North Korea’s fourth nuke test rekindled a debate Thursday about South Korea’s decades-long commitment to forgo its nuclear ambitions, with some lawmakers urging the government to reconsider it.
The ruling Saenuri Party’s whip Rep. Won Yoo-chul demanded the government obtain nuclear weapons for self-defense and shift away from its pledge not to seek nuclear ambition.
South Korea is banned from developing nukes under the Nuclear Non-proliferation Treaty -- which it signed in 1975. It is also a signatory to several other nonproliferation treaties and has adopted a policy aimed at maintaining a “nuclear-free Korean Peninsula.”
“North Korea has been pointing a gun at our head for years. It’s time we stop defending ourselves with a mere sword and have nuclear weapons to challenge its destructive nuclear weapons,” said Won, urging the government to consider becoming a nuclear state.
Other fellow lawmakers echoed the sentiment. Rep. Kim Eul-dong demanded the government request the United States redeploy tactical nuclear weapons that Washington withdrew in 1991 -- a year before the two Koreas adopted a joint declaration for denuclearization.

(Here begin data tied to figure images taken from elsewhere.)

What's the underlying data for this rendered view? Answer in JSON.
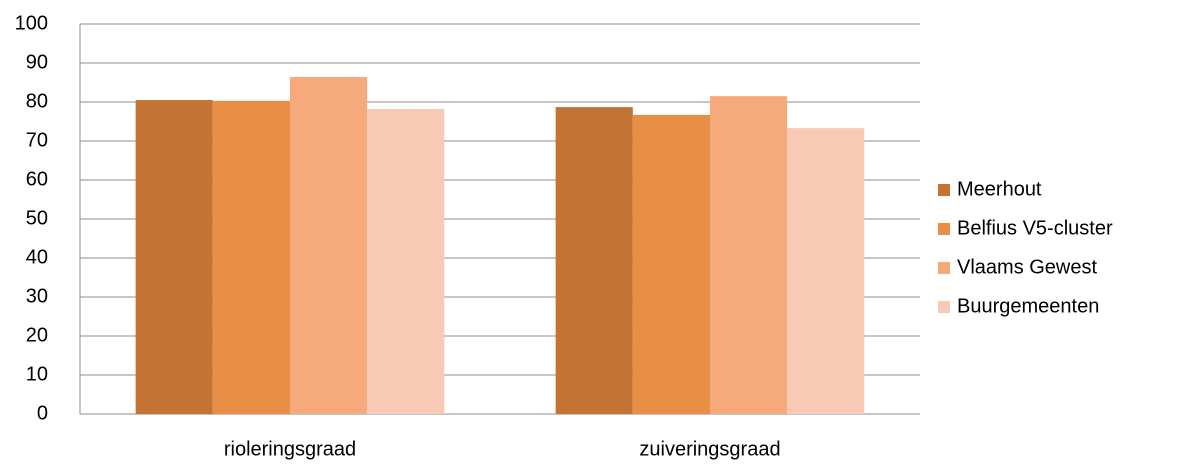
{
  "chart_data": {
    "type": "bar",
    "categories": [
      "rioleringsgraad",
      "zuiveringsgraad"
    ],
    "series": [
      {
        "name": "Meerhout",
        "color": "#c37434",
        "values": [
          80.5,
          78.7
        ]
      },
      {
        "name": "Belfius V5-cluster",
        "color": "#e88f45",
        "values": [
          80.3,
          76.7
        ]
      },
      {
        "name": "Vlaams Gewest",
        "color": "#f6a97a",
        "values": [
          86.4,
          81.5
        ]
      },
      {
        "name": "Buurgemeenten",
        "color": "#f8c9b4",
        "values": [
          78.2,
          73.3
        ]
      }
    ],
    "ylim": [
      0,
      100
    ],
    "yticks": [
      0,
      10,
      20,
      30,
      40,
      50,
      60,
      70,
      80,
      90,
      100
    ],
    "grid": true,
    "legend": "right"
  }
}
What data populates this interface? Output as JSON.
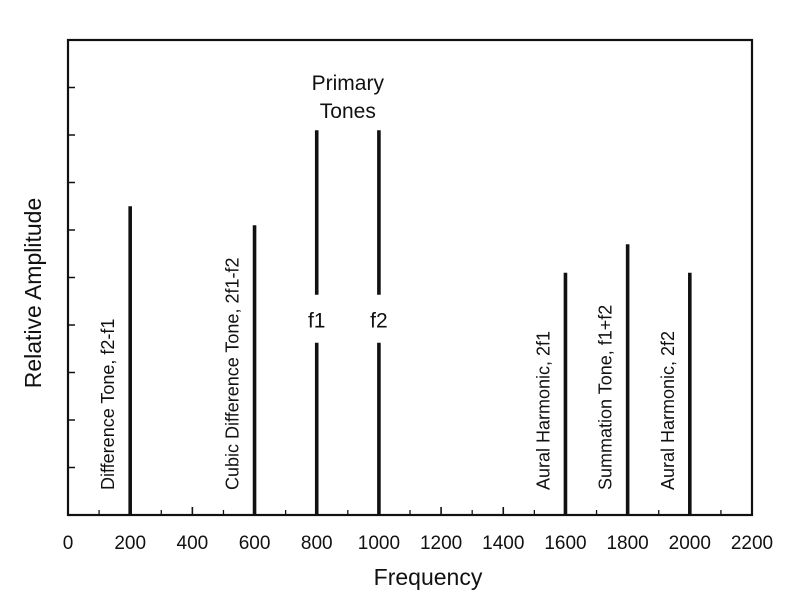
{
  "chart_data": {
    "type": "bar",
    "title": "",
    "xlabel": "Frequency",
    "ylabel": "Relative Amplitude",
    "xlim": [
      0,
      2200
    ],
    "ylim": [
      0,
      10
    ],
    "grid": false,
    "x_ticks": [
      0,
      200,
      400,
      600,
      800,
      1000,
      1200,
      1400,
      1600,
      1800,
      2000,
      2200
    ],
    "y_ticks": [
      0,
      1,
      2,
      3,
      4,
      5,
      6,
      7,
      8,
      9,
      10
    ],
    "group_label": "Primary\nTones",
    "components": [
      {
        "x": 200,
        "y": 6.5,
        "label": "Difference Tone, f2-f1",
        "inline_label": ""
      },
      {
        "x": 600,
        "y": 6.1,
        "label": "Cubic Difference Tone, 2f1-f2",
        "inline_label": ""
      },
      {
        "x": 800,
        "y": 8.1,
        "label": "",
        "inline_label": "f1"
      },
      {
        "x": 1000,
        "y": 8.1,
        "label": "",
        "inline_label": "f2"
      },
      {
        "x": 1600,
        "y": 5.1,
        "label": "Aural Harmonic, 2f1",
        "inline_label": ""
      },
      {
        "x": 1800,
        "y": 5.7,
        "label": "Summation Tone, f1+f2",
        "inline_label": ""
      },
      {
        "x": 2000,
        "y": 5.1,
        "label": "Aural Harmonic, 2f2",
        "inline_label": ""
      }
    ]
  }
}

The argument, however, is unlikely to gain traction, as the U.S. has sought global denuclearization and the six-party talks aimed at denuclearizing the North are based on the same premise. South Korea joins the Proliferation Security Initiative, the US-led campaign to contain weapons of mass destruction like nukes.
Defense Minister Han Min-koo also dismissed the idea. The minister said in a parliamentary hearing that the government would “continue to purse denuclearization of the Korean Peninsula.” The floor leader later took a step back, saying his remark was a “personal conviction.”
It was not the first time that South Korea’s lawmakers have publicly demanded Seoul arm itself with a nuclear arsenal. In 2012, Chung Mong-joon, former leader of the Saenuri Party, said that South Korea should have nuclear weapons to fend off the North’s threat. His remark came a day after Pyongyang’s third nuclear test.
“Given that North Korea has nuclear weapons, it is fair to say that diplomatic attempts to denuclearize the Korean Peninsula have failed. Though it sounds ironic, we need to have nuclear weapons to eventually make the peninsula nuclear-free,” said Chung.
Meanwhile, the main opposition Minjoo Party of Korea rebuked the Saenuri Party’s call for nuclear armament as an attempt to seek political gains before the upcoming elections, reiterating the need to honor the 1992 joint declaration on denuclearization.
“We shouldn’t violate the agreement that we have singed ourselves. The idea of nuclear armament is like taking advantage of the public fears over national security and playing into North Korea’s narrative,” said the Minjoo Party spokesman Rep. Kim Sung-soo.